Aku tersenyum menatap sekitarku. Dengan langkah mantap, aku mulai berjalan menuju podium.
Saat langkahku hampir tiba di depan podium, kepalaku tiba-tiba terasa sangat nyeri, suara-suara disekitarku terdengar bising, pandanganku mulai kabur, dan hal terakhir yang kuingat adalah Kevin yang menghampiriku sebelum kesadaranku menghilang.
~♥~
Suara bising terdengar di pendengaranku, saat kesadaranku mulai utuh. Dengan perlahan kubuka mataku, dan mengerjap pelan.
"Mama ..." gumamku.
Mama yang berada di sampingku langsung menatapku khawatir.
"Minum," gumamku lagi.
"Mama bantu." Mamaku membantuku duduk dan kemudian memberikan segelas air minum padaku.
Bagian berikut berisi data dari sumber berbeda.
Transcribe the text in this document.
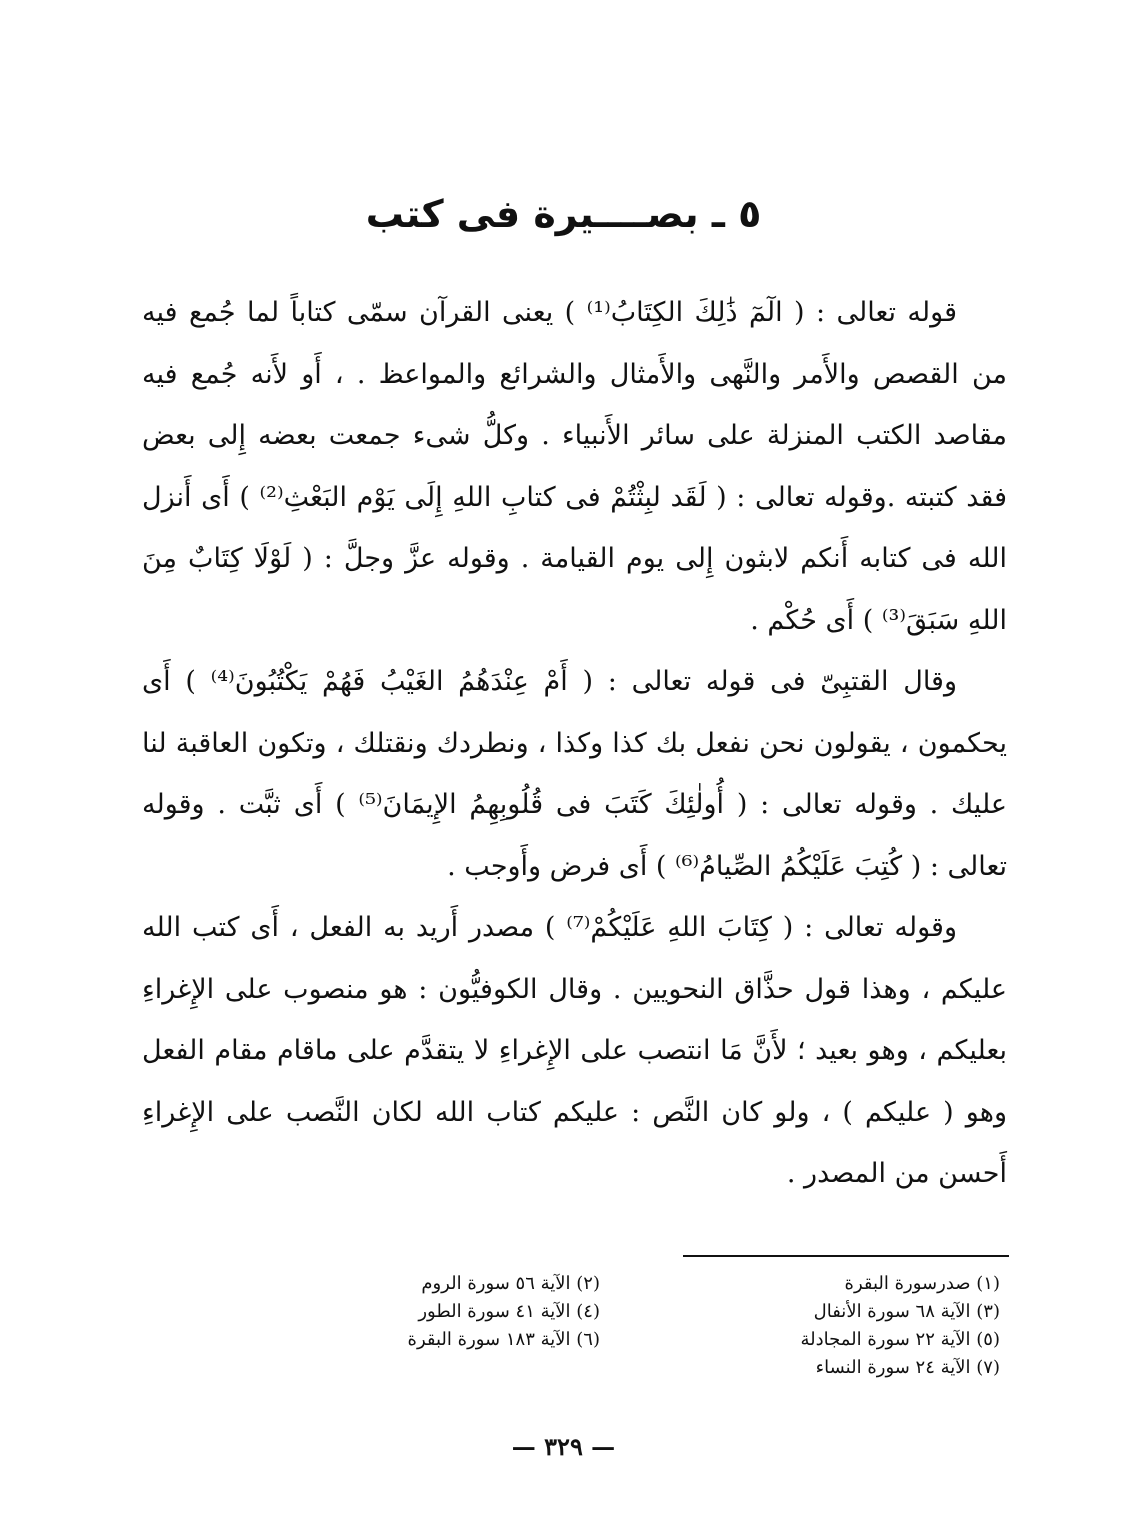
٥ ـ بصــــيرة فى كتب

قوله تعالى : ( الٓمٓ ذَٰلِكَ الكِتَابُ⁽¹⁾ ) يعنى القرآن سمّى كتاباً لما جُمع فيه من القصص والأَمر والنَّهى والأَمثال والشرائع والمواعظ . ، أَو لأَنه جُمع فيه مقاصد الكتب المنزلة على سائر الأَنبياء . وكلُّ شىء جمعت بعضه إِلى بعض فقد كتبته .وقوله تعالى : ( لَقَد لبِثْتُمْ فى كتابِ اللهِ إِلَى يَوْم البَعْثِ⁽²⁾ ) أَى أَنزل الله فى كتابه أَنكم لابثون إِلى يوم القيامة . وقوله عزَّ وجلَّ : ( لَوْلَا كِتَابٌ مِنَ اللهِ سَبَقَ⁽³⁾ ) أَى حُكْم .

وقال القتبِىّ فى قوله تعالى : ( أَمْ عِنْدَهُمُ الغَيْبُ فَهُمْ يَكْتُبُونَ⁽⁴⁾ ) أَى يحكمون ، يقولون نحن نفعل بك كذا وكذا ، ونطردك ونقتلك ، وتكون العاقبة لنا عليك . وقوله تعالى : ( أُولٰئِكَ كَتَبَ فى قُلُوبِهِمُ الإِيمَانَ⁽⁵⁾ ) أَى ثبَّت . وقوله تعالى : ( كُتِبَ عَلَيْكُمُ الصِّيامُ⁽⁶⁾ ) أَى فرض وأَوجب .

وقوله تعالى : ( كِتَابَ اللهِ عَلَيْكُمْ⁽⁷⁾ ) مصدر أَريد به الفعل ، أَى كتب الله عليكم ، وهذا قول حذَّاق النحويين . وقال الكوفيُّون : هو منصوب على الإِغراءِ بعليكم ، وهو بعيد ؛ لأَنَّ مَا انتصب على الإِغراءِ لا يتقدَّم على ماقام مقام الفعل وهو ( عليكم ) ، ولو كان النَّص : عليكم كتاب الله لكان النَّصب على الإِغراءِ أَحسن من المصدر .

(١) صدرسورة البقرة
(٣) الآية ٦٨ سورة الأنفال
(٥) الآية ٢٢ سورة المجادلة
(٧) الآية ٢٤ سورة النساء
(٢) الآية ٥٦ سورة الروم
(٤) الآية ٤١ سورة الطور
(٦) الآية ١٨٣ سورة البقرة
— ٣٢٩ —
"Apa yang terjadi sama Ara, Ma?" tanyaku sambil menyerahkan gelas pada Mamaku.
"Kamu pingsan disekolah," ucap Mamaku mengelus rambutku.
"Dokter bilang kamu kecapean dan butuh banyak istirahat." Aku menggukkan kepalaku mengerti. Aku kembali membaringkan diriku dan memejamkan mataku.
~♥~
14 Mei 2015
Hari ini masih dengan pakaian rumah sakit, aku berjalan menuju taman rumah sakit ini. Sebenarnya aku sudah merasa sehat, tapi dokter melarangku pulang sampai hasil pemeriksaanku keluar.
Bosan
Aku merasa bosan berada di sini. Walau aku sering ditemani oleh keluargaku dan juga sahabatku Clara, dan Kevin pacarku, tapi itu semua tidak menghilangkan rasa bosanku berada disini. Aku ingin segera pulang, aku merindukan tempat tidurku yang empuk.
Kutajamkan penglihatanku saat melihat mama yang tampak berjalan dengan tergesa-gesa.
Mama kenapa?
Akupun segera mengikuti mama yang ternyata berjalan menuju ruang kerja kakakku. Aku melihat mama yang masuk kedalam ruangan kakakku.
Aku memelankan langkahku saat sudah berada di depan ruangan kakakku yang tidak tertutup rapat. Suara mama terdengar dengan jelas seperti menangis? Entahlah.
Aku masih terus berada pada posisiku, terpaku dan membisu saat mendengarkan sebuah kenyataan pahit.
B e r s a m b u n g . . .
KAMU SEDANG MEMBACA
EX | My Future Husband
Romance⚠️FOLLOW DULU SEBELUM MEMBACA⚠️ Kiara tidak menyangka jika kepulangannya disambut oleh hal tak terduga. Penghianatan, kekecewaan, hingga permintaan yang tak pernah dibayangkan olehnya. Takdir seolah mempermainkannya, terus saja membawanya pada titik...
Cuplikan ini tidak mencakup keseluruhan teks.